Canada’s currency rallied against the U.S. dollar by the most in five days yesterday after the federal statistics agency said foreign investors had their fourth straight month of net investment in the nation’s securities. Further gains for the so-called loonie may be limited as a technical measure shows it may have rallied too much, too fast. The currency trailed the majority of its 16 most-traded peers today along with the fellow commodity-related dollars of Australia and New Zealand as oil pared earlier gains.
“Anything relating to the fiscal cliff, any positive developments, are certainly going to help the U.S. dollar,” said Blake Jespersen, managing director of foreign exchange in Toronto at Bank of Montreal, in a telephone interview from Toronto. He said currency flows have declined recently as market participants go on vacation.
The loonie fell 0.2 percent to 98.51 cents at 10:26 a.m. in Toronto. One Canadian dollar buys $1.0151. The loonie has gained 0.9 percent this month, paring it quarterly loss to 0.1 percent.
Canada’s dollar fell after the 14-day relative strength index versus the dollar touched 33 yesterday, approaching the level of 30 that indicates a currency may have strengthened too rapidly and is due for a reversal.
Futures on crude oil, the nation’s largest export, rose 0.3 percent to $87.49 a barrel in New York after rising as much as 0.8 percent. The Standard & Poor’s Index of stocks gained 0.3 percent.
The loonie has lagged behind other majors amid “a lack of interest to add to what are already fairly aggressive long position in both the Canadian and Australian dollars,” Jack Spitz, managing director of foreign exchange at National Bank of Canada, said by telephone from Toronto.
Futures traders have increased their bets that the loonie will gain against the U.S. dollar, figures from the Washington- based Commodity Futures Trading Commission show.
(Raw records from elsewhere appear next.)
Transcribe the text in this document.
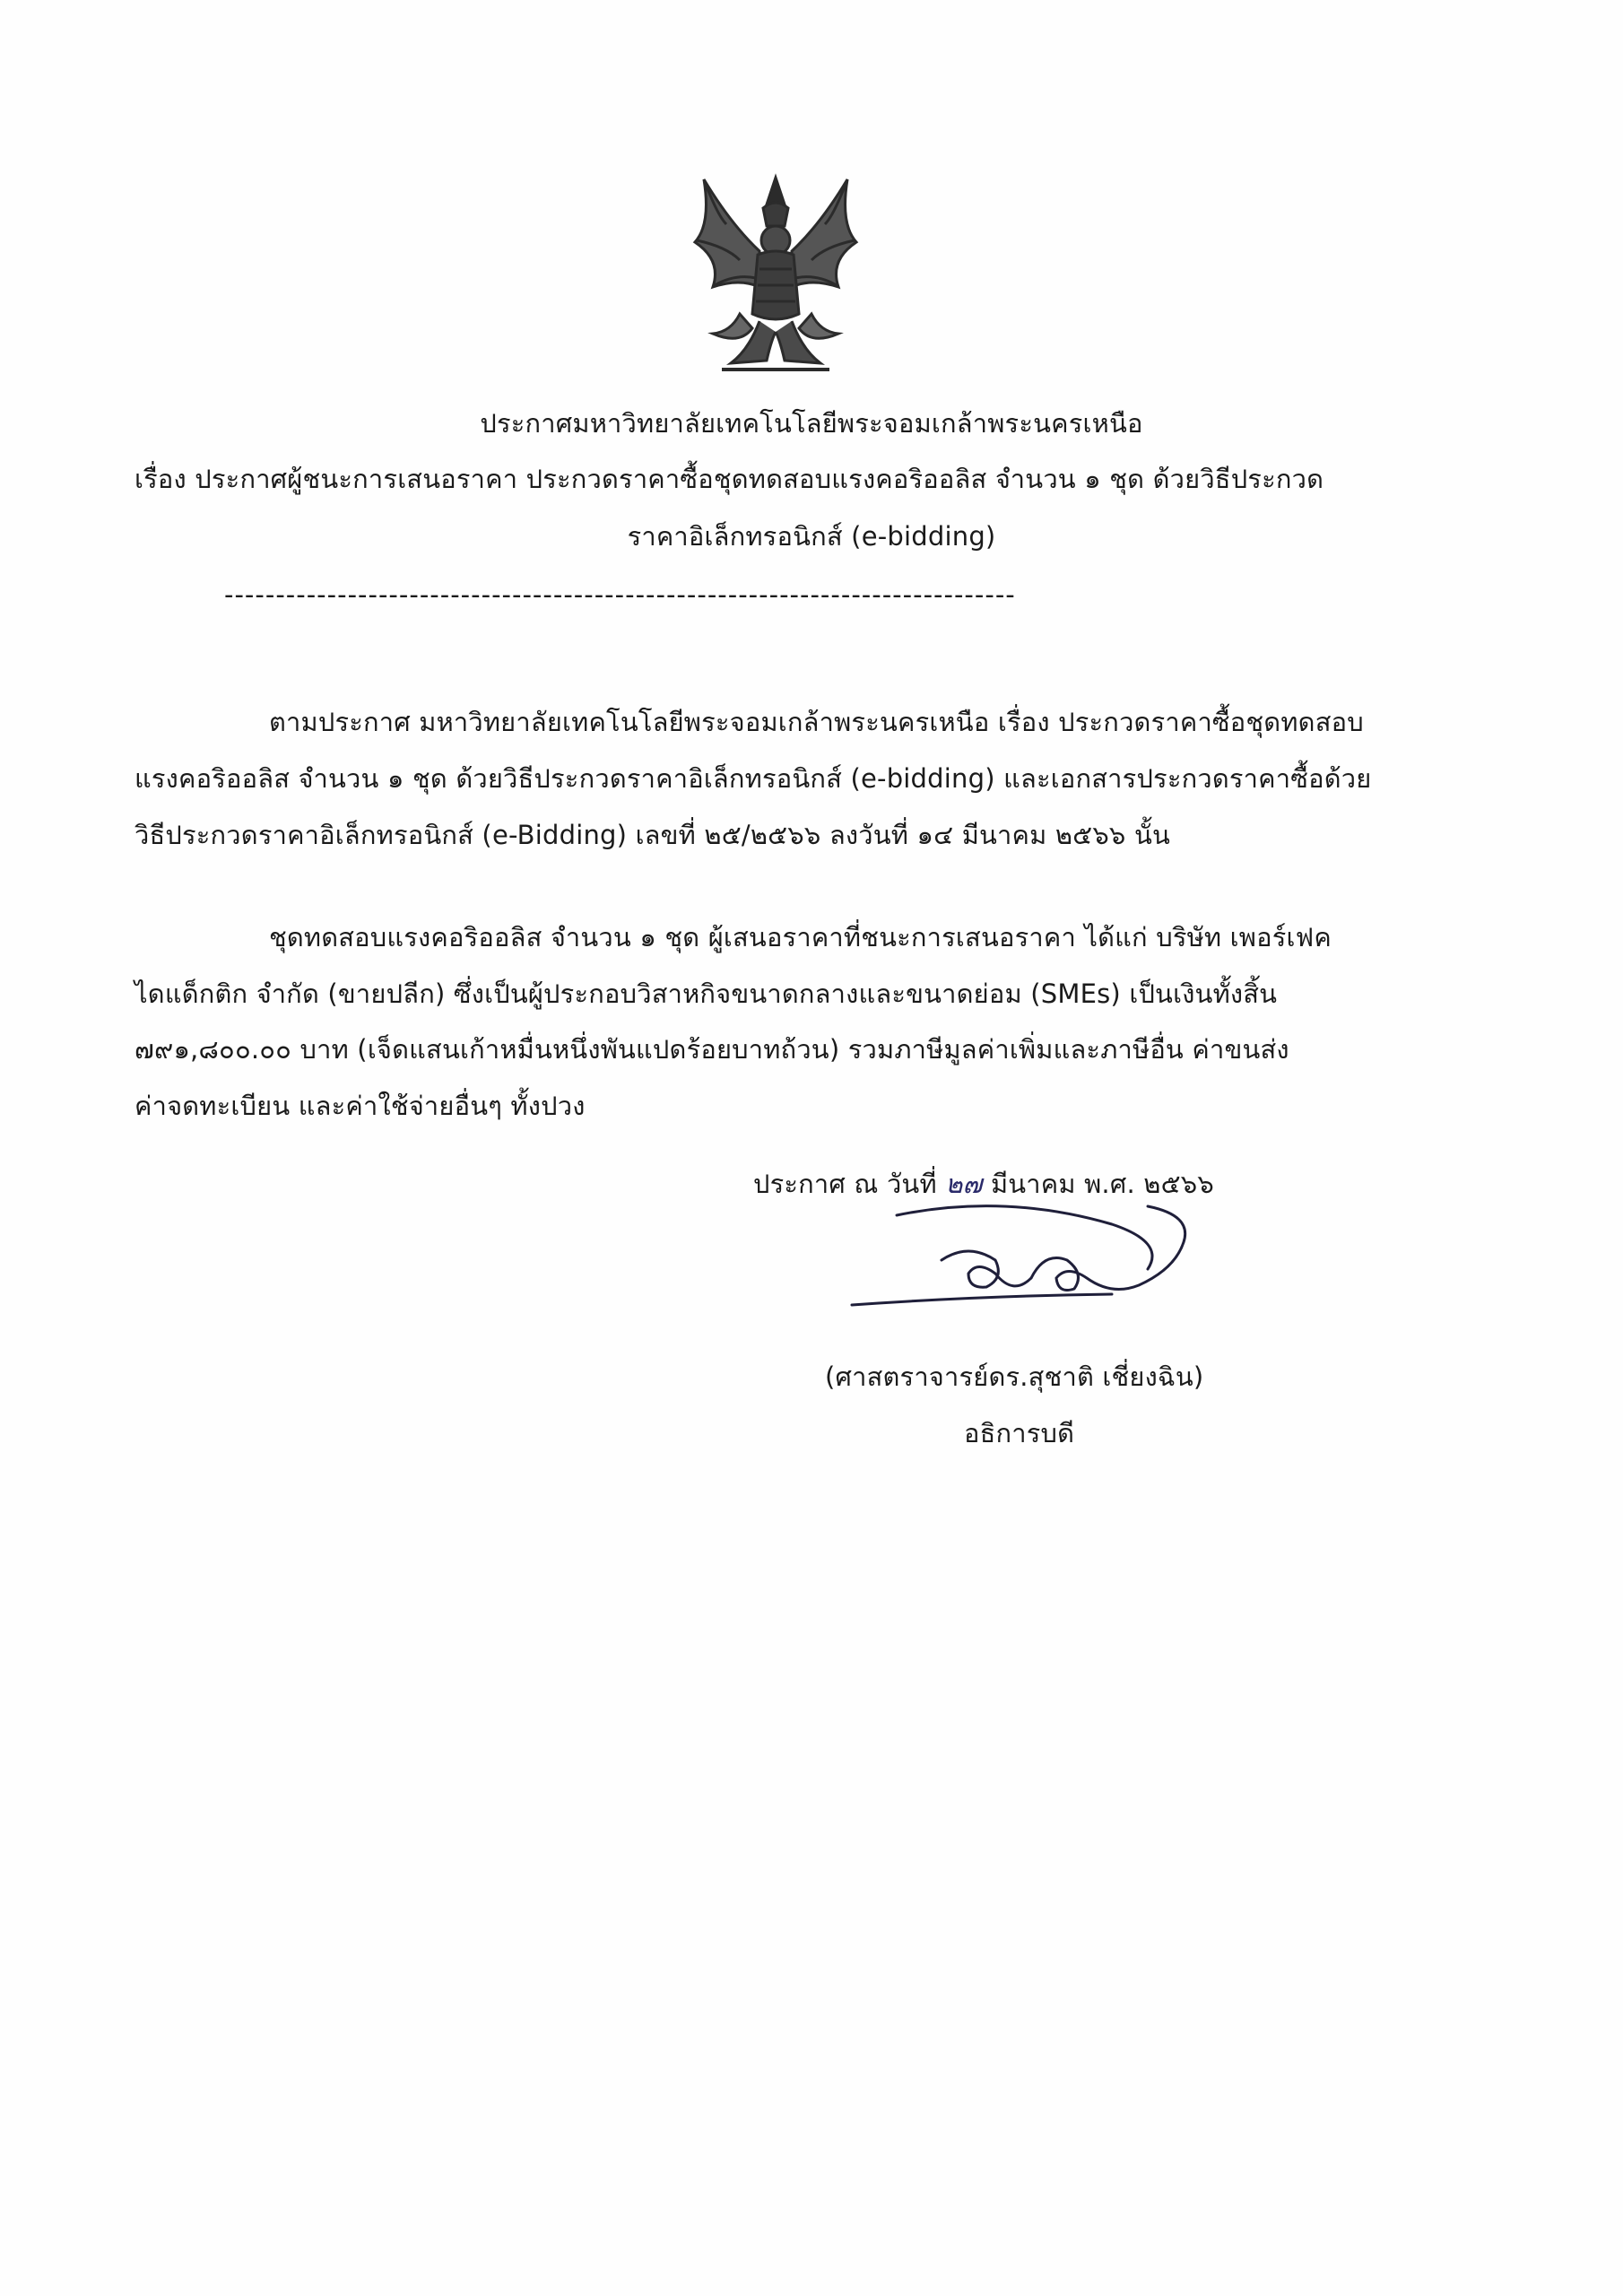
ประกาศมหาวิทยาลัยเทคโนโลยีพระจอมเกล้าพระนครเหนือ
เรื่อง ประกาศผู้ชนะการเสนอราคา ประกวดราคาซื้อชุดทดสอบแรงคอริออลิส จำนวน ๑ ชุด ด้วยวิธีประกวด
ราคาอิเล็กทรอนิกส์ (e-bidding)
-----------------------------------------------------------------------------
ตามประกาศ มหาวิทยาลัยเทคโนโลยีพระจอมเกล้าพระนครเหนือ เรื่อง ประกวดราคาซื้อชุดทดสอบ
แรงคอริออลิส จำนวน ๑ ชุด ด้วยวิธีประกวดราคาอิเล็กทรอนิกส์ (e-bidding) และเอกสารประกวดราคาซื้อด้วย
วิธีประกวดราคาอิเล็กทรอนิกส์ (e-Bidding) เลขที่ ๒๕/๒๕๖๖ ลงวันที่ ๑๔ มีนาคม ๒๕๖๖ นั้น
ชุดทดสอบแรงคอริออลิส จำนวน ๑ ชุด ผู้เสนอราคาที่ชนะการเสนอราคา ได้แก่ บริษัท เพอร์เฟค
ไดแด็กติก จำกัด (ขายปลีก) ซึ่งเป็นผู้ประกอบวิสาหกิจขนาดกลางและขนาดย่อม (SMEs) เป็นเงินทั้งสิ้น
๗๙๑,๘๐๐.๐๐ บาท (เจ็ดแสนเก้าหมื่นหนึ่งพันแปดร้อยบาทถ้วน) รวมภาษีมูลค่าเพิ่มและภาษีอื่น ค่าขนส่ง
ค่าจดทะเบียน และค่าใช้จ่ายอื่นๆ ทั้งปวง
ประกาศ ณ วันที่ ๒๗ มีนาคม พ.ศ. ๒๕๖๖
(ศาสตราจารย์ดร.สุชาติ เชี่ยงฉิน)
อธิการบดี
The difference in the number of wagers by hedge funds and other large speculators on an advance in the Canadian dollar compared with those on a drop -- so-called net longs -- was 62,533 on Dec. 11, compared with net longs of 57,071 a week earlier.
Canadian government bonds fell, pushing the benchmark 10- year note up one basis point, 0.01 percentage point, to 1.84 percent. The price of the 2.75 percent notes maturing in June 2022 rose 10 cents to C$107.92. Yields on Canadian securities maturing in 2041 increased one basis point to 2.41 percent.
“That’s some decent movement in the long end,” said Noel Hebert, chief investment officer at Bethlehem, Pennsylvania- based Concannon Wealth Management, which oversees about $250 million. “Some of this feels like early exits in anticipation of re-entering at better levels.”
U.S. President Barack Obama lowered his tax revenue demand, moving closer to a budget deal with House Speaker John Boehner, as politicians in Canada’s biggest trade parter seek to avoid more than $600 billion in tax increases and spending cuts scheduled to begin in January. They want to replace the immediate deficit reduction with more gradual changes.
Canada’s currency has gained 0.8 percent this year versus nine developed-nation peers tracked by Bloomberg Correlation- Weighted Indexes. The greenback has dropped 3.2 percent and the yen has been the biggest loser, tumbling 12.2 percent. New Zealand’s dollar leads gainers, up 5.7 percent.